The precision gunnery system (PGS) is a group of training devices used to train precision gunnery. The TOW gunnery trainer (TOW GT) is a part of the PGS group. This crew-portable trainer simulates the sights, controls, switches, and indicators of the TOW II guided missile system. The battlefield scenes presented include both threat and friendly vehicle targets. The gunner selects, tracks, and engages targets just as he would on the battlefield; he hears the commands from the instructor station and the battlefield sounds of small arms and guns firing.

The TOW field tactical trainer (TOW FTT) is also part of the PGS group. This device is used to teach precision gunnery skills to TOW II gunners in the field. It may be used on designated ranges, general outdoor areas, or initial gunner familiarization in an outdoor environment and for gunner skill enhancement and progression. The TOW FTT trains gunners to adopt a correct firing position, to assess target engageability, and engage and track the target. Missile launch, flight, and impact effects are realistically simulated by the TOW FTT.

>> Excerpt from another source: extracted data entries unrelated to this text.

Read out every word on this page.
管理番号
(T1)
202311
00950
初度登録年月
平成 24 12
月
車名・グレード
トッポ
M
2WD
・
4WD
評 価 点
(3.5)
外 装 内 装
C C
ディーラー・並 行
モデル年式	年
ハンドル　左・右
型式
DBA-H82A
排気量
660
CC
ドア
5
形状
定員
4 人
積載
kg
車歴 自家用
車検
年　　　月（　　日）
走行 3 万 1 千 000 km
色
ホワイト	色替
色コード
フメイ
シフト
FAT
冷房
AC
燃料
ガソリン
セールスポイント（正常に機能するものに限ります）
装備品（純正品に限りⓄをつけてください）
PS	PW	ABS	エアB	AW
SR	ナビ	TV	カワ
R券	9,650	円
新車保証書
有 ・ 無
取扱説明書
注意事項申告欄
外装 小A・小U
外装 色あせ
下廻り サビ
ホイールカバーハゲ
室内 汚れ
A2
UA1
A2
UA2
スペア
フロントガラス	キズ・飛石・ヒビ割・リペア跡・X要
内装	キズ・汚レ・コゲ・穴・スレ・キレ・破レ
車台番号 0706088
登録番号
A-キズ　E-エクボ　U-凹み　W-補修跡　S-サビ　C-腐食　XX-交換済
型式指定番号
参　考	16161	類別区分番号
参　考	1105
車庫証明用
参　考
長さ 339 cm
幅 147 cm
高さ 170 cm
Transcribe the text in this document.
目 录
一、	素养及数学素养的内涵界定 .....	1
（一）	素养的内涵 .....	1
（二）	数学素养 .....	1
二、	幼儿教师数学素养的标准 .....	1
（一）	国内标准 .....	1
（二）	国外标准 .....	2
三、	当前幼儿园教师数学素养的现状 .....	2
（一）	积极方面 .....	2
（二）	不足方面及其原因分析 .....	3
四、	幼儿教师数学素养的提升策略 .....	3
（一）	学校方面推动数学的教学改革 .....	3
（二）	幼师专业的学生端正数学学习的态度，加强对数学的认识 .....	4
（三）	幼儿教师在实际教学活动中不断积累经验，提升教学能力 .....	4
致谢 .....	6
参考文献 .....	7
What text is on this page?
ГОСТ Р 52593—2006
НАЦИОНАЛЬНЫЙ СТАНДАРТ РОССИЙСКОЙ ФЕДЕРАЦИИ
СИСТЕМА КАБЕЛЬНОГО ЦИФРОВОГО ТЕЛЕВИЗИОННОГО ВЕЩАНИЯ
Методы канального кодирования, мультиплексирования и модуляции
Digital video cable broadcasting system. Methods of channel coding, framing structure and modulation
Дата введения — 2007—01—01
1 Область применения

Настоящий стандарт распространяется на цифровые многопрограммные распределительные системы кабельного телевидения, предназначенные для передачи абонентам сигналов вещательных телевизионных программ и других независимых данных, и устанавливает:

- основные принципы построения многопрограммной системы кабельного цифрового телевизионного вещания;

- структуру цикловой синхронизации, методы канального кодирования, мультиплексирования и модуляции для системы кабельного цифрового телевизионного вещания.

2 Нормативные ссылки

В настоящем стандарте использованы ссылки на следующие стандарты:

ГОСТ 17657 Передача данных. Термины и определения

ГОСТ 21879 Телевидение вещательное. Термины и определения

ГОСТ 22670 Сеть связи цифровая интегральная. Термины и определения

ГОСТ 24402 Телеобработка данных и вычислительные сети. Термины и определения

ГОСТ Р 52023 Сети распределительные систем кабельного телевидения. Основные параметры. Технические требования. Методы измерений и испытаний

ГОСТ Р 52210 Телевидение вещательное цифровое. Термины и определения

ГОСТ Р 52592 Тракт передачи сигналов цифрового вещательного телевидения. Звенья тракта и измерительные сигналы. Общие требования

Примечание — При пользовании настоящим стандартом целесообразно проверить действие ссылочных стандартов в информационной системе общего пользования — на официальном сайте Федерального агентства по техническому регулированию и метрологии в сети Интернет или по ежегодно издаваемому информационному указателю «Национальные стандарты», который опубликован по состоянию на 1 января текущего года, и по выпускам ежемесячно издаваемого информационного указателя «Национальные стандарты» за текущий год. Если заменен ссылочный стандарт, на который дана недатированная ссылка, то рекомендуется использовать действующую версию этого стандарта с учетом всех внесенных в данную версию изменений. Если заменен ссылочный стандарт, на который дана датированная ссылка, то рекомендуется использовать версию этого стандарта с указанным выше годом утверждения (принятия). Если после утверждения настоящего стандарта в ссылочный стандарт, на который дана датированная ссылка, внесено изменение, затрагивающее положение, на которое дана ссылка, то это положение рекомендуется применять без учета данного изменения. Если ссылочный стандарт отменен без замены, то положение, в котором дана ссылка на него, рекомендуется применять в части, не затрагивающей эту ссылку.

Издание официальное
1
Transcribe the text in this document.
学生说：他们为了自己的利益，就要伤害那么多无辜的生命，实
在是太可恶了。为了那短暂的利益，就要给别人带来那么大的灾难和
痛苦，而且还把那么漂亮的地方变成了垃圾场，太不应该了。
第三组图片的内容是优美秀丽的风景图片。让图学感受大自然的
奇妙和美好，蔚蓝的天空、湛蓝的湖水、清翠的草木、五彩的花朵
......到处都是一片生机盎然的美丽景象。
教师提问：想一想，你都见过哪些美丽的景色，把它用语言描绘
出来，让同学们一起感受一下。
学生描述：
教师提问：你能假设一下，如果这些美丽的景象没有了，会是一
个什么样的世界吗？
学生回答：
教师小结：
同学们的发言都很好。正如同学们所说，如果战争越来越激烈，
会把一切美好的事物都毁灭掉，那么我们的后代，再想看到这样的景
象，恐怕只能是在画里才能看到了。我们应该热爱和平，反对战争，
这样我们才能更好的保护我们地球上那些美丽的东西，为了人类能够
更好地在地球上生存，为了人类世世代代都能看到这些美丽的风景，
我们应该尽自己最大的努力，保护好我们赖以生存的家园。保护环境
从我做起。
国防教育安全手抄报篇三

The M70-series training set may be used to train TOW gunnery. It measures the precision of a gunner's tracking over time, approximating missile flight times. Although it does not measure tracking ability or teach target engagement skills, it can determine if a gunner possesses the necessary foundation for successful gunnery. The M70-series training set can duplicate targets out to 3,000 meters. TOW launch characteristics are simulated by having the gunner fire and track with the M80 blast simulator and missile simulation round (MSR), which prepares the gunner for an actual missile launch by simulating the time delay after trigger depression (1.5 seconds), the noise (160 decibels, and the backblast (75 meters).